The article highlights the lack of medical support for sufferers of eating disorders in Japan, with the wait to see a specialist approximately seven years. There are other speculative claims made in the article regarding the pressures of living up to the ideals of Japanese manga-style schoolgirl figures, and the difficulties associated with living in a generally less emotive and sympathetic society – but I am by no means an authority on the subject, and there are some equally compelling arguments for why the article should be taken with a pinch of salt made by Japan Probe and Haikugirl.
But it did really get me thinking. Not only about what a privilege it is to live in a country where medical treatment is available, but also to live in a country where you can actually choose to starve yourself.

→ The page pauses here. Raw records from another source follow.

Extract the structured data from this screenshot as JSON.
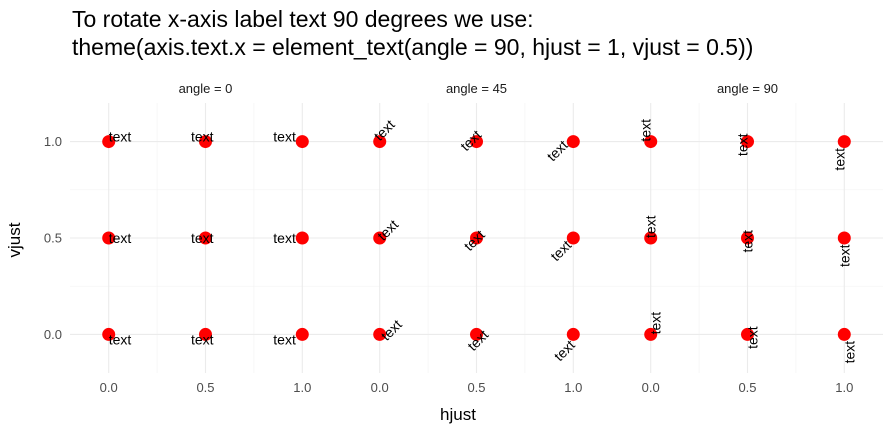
{
  "chart_data": {
    "type": "scatter",
    "title": "To rotate x-axis label text 90 degrees we use:",
    "subtitle": "theme(axis.text.x = element_text(angle = 90, hjust = 1, vjust = 0.5))",
    "xlabel": "hjust",
    "ylabel": "vjust",
    "xlim": [
      -0.2,
      1.2
    ],
    "ylim": [
      -0.2,
      1.2
    ],
    "x_ticks": [
      0.0,
      0.5,
      1.0
    ],
    "y_ticks": [
      0.0,
      0.5,
      1.0
    ],
    "x_tick_labels": [
      "0.0",
      "0.5",
      "1.0"
    ],
    "y_tick_labels": [
      "0.0",
      "0.5",
      "1.0"
    ],
    "grid": true,
    "point_color": "#ff0000",
    "point_label": "text",
    "facets": [
      {
        "strip": "angle = 0",
        "angle": 0
      },
      {
        "strip": "angle = 45",
        "angle": 45
      },
      {
        "strip": "angle = 90",
        "angle": 90
      }
    ],
    "points": [
      {
        "hjust": 0.0,
        "vjust": 0.0
      },
      {
        "hjust": 0.5,
        "vjust": 0.0
      },
      {
        "hjust": 1.0,
        "vjust": 0.0
      },
      {
        "hjust": 0.0,
        "vjust": 0.5
      },
      {
        "hjust": 0.5,
        "vjust": 0.5
      },
      {
        "hjust": 1.0,
        "vjust": 0.5
      },
      {
        "hjust": 0.0,
        "vjust": 1.0
      },
      {
        "hjust": 0.5,
        "vjust": 1.0
      },
      {
        "hjust": 1.0,
        "vjust": 1.0
      }
    ]
  }
}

I’m not saying the medical systems of the countries that I’ve lived in are perfect – of course you hear horror stories. But I have certainly never heard of anyone waiting seven years for a consultation with a specialist.

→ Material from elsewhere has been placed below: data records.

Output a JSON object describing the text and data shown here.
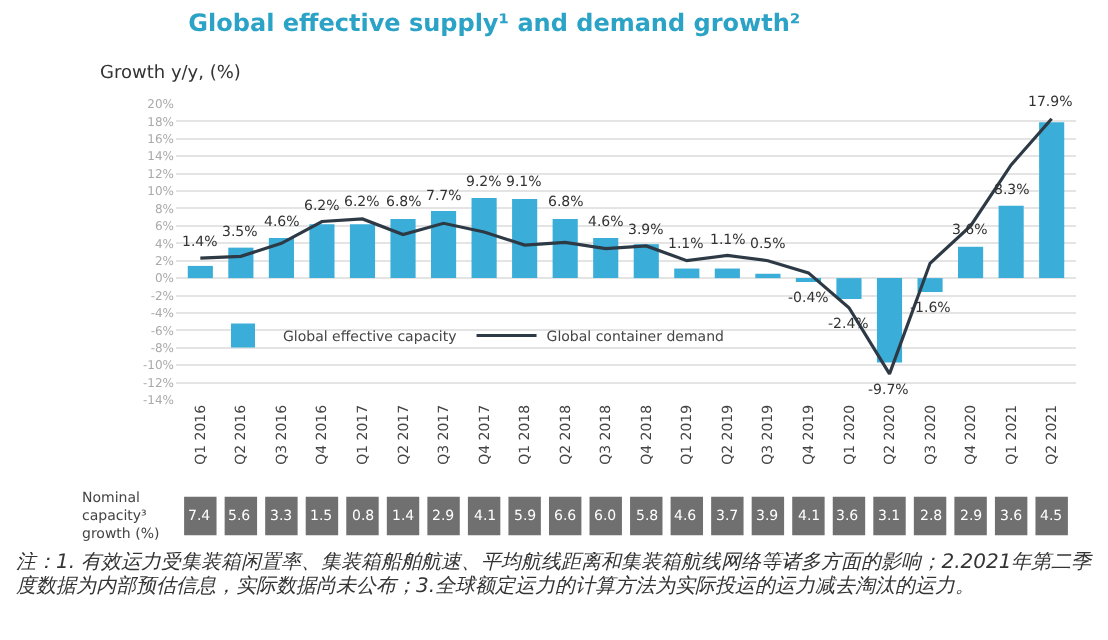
{
  "chart_data": [
    {
      "type": "bar",
      "title": "Global effective supply¹ and demand growth²",
      "ylabel": "Growth y/y, (%)",
      "categories": [
        "Q1 2016",
        "Q2 2016",
        "Q3 2016",
        "Q4 2016",
        "Q1 2017",
        "Q2 2017",
        "Q3 2017",
        "Q4 2017",
        "Q1 2018",
        "Q2 2018",
        "Q3 2018",
        "Q4 2018",
        "Q1 2019",
        "Q2 2019",
        "Q3 2019",
        "Q4 2019",
        "Q1 2020",
        "Q2 2020",
        "Q3 2020",
        "Q4 2020",
        "Q1 2021",
        "Q2 2021"
      ],
      "series": [
        {
          "name": "Global effective capacity",
          "type": "bar",
          "color": "#3aaed8",
          "values": [
            1.4,
            3.5,
            4.6,
            6.2,
            6.2,
            6.8,
            7.7,
            9.2,
            9.1,
            6.8,
            4.6,
            3.9,
            1.1,
            1.1,
            0.5,
            -0.4,
            -2.4,
            -9.7,
            -1.6,
            3.6,
            8.3,
            17.9
          ],
          "value_labels": [
            "1.4%",
            "3.5%",
            "4.6%",
            "6.2%",
            "6.2%",
            "6.8%",
            "7.7%",
            "9.2%",
            "9.1%",
            "6.8%",
            "4.6%",
            "3.9%",
            "1.1%",
            "1.1%",
            "0.5%",
            "-0.4%",
            "-2.4%",
            "-9.7%",
            "-1.6%",
            "3.6%",
            "8.3%",
            "17.9%"
          ]
        },
        {
          "name": "Global container demand",
          "type": "line",
          "color": "#2d3a45",
          "values": [
            2.3,
            2.5,
            4.0,
            6.5,
            6.8,
            5.0,
            6.3,
            5.3,
            3.8,
            4.1,
            3.4,
            3.7,
            2.0,
            2.6,
            2.0,
            0.6,
            -3.4,
            -11.0,
            1.7,
            6.0,
            13.0,
            18.3
          ]
        }
      ],
      "ylim": [
        -14,
        20
      ],
      "yticks": [
        {
          "value": -14,
          "label": "-14%"
        },
        {
          "value": -12,
          "label": "-12%"
        },
        {
          "value": -10,
          "label": "-10%"
        },
        {
          "value": -8,
          "label": "-8%"
        },
        {
          "value": -6,
          "label": "-6%"
        },
        {
          "value": -4,
          "label": "-4%"
        },
        {
          "value": -2,
          "label": "-2%"
        },
        {
          "value": 0,
          "label": "0%"
        },
        {
          "value": 2,
          "label": "2%"
        },
        {
          "value": 4,
          "label": "4%"
        },
        {
          "value": 6,
          "label": "6%"
        },
        {
          "value": 8,
          "label": "8%"
        },
        {
          "value": 10,
          "label": "10%"
        },
        {
          "value": 12,
          "label": "12%"
        },
        {
          "value": 14,
          "label": "14%"
        },
        {
          "value": 16,
          "label": "16%"
        },
        {
          "value": 18,
          "label": "18%"
        },
        {
          "value": 20,
          "label": "20%"
        }
      ],
      "grid": "y",
      "legend": "bottom left"
    },
    {
      "type": "other",
      "ylabel": "Nominal capacity³ growth (%)",
      "color": "#707070",
      "values": [
        7.4,
        5.6,
        3.3,
        1.5,
        0.8,
        1.4,
        2.9,
        4.1,
        5.9,
        6.6,
        6.0,
        5.8,
        4.6,
        3.7,
        3.9,
        4.1,
        3.6,
        3.1,
        2.8,
        2.9,
        3.6,
        4.5
      ],
      "value_labels": [
        "7.4",
        "5.6",
        "3.3",
        "1.5",
        "0.8",
        "1.4",
        "2.9",
        "4.1",
        "5.9",
        "6.6",
        "6.0",
        "5.8",
        "4.6",
        "3.7",
        "3.9",
        "4.1",
        "3.6",
        "3.1",
        "2.8",
        "2.9",
        "3.6",
        "4.5"
      ],
      "annotations": [
        "注：1. 有效运力受集装箱闲置率、集装箱船舶航速、平均航线距离和集装箱航线网络等诸多方面的影响；2.2021年第二季度数据为内部预估信息，实际数据尚未公布；3.全球额定运力的计算方法为实际投运的运力减去淘汰的运力。"
      ]
    }
  ]
}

Nor am I belittling those with eating disorders. I understand that it is a very real, very dangerous illness, and you just have to read some of the statistics included in the article to fully appreciate the severity of the issue in the UK:
- 1.6 million people suffer from an eating disorder
- 1 in 100 women aged between 15 and 30 has anorexia
- Around five percent of anorexia cases will be fatal
However, when 792 million people in the world as recently as the year 2000 were affected by chronic food deficits, it is difficult to reconcile the idea of not appreciating the value of food.
It is scary to think that the world we live in can exert so much influence and pressure on people to look and feel a certain way. I can only hope we put as much stock on complimenting each other, and making sure we build each other’s self esteem up as we do on “looking good”.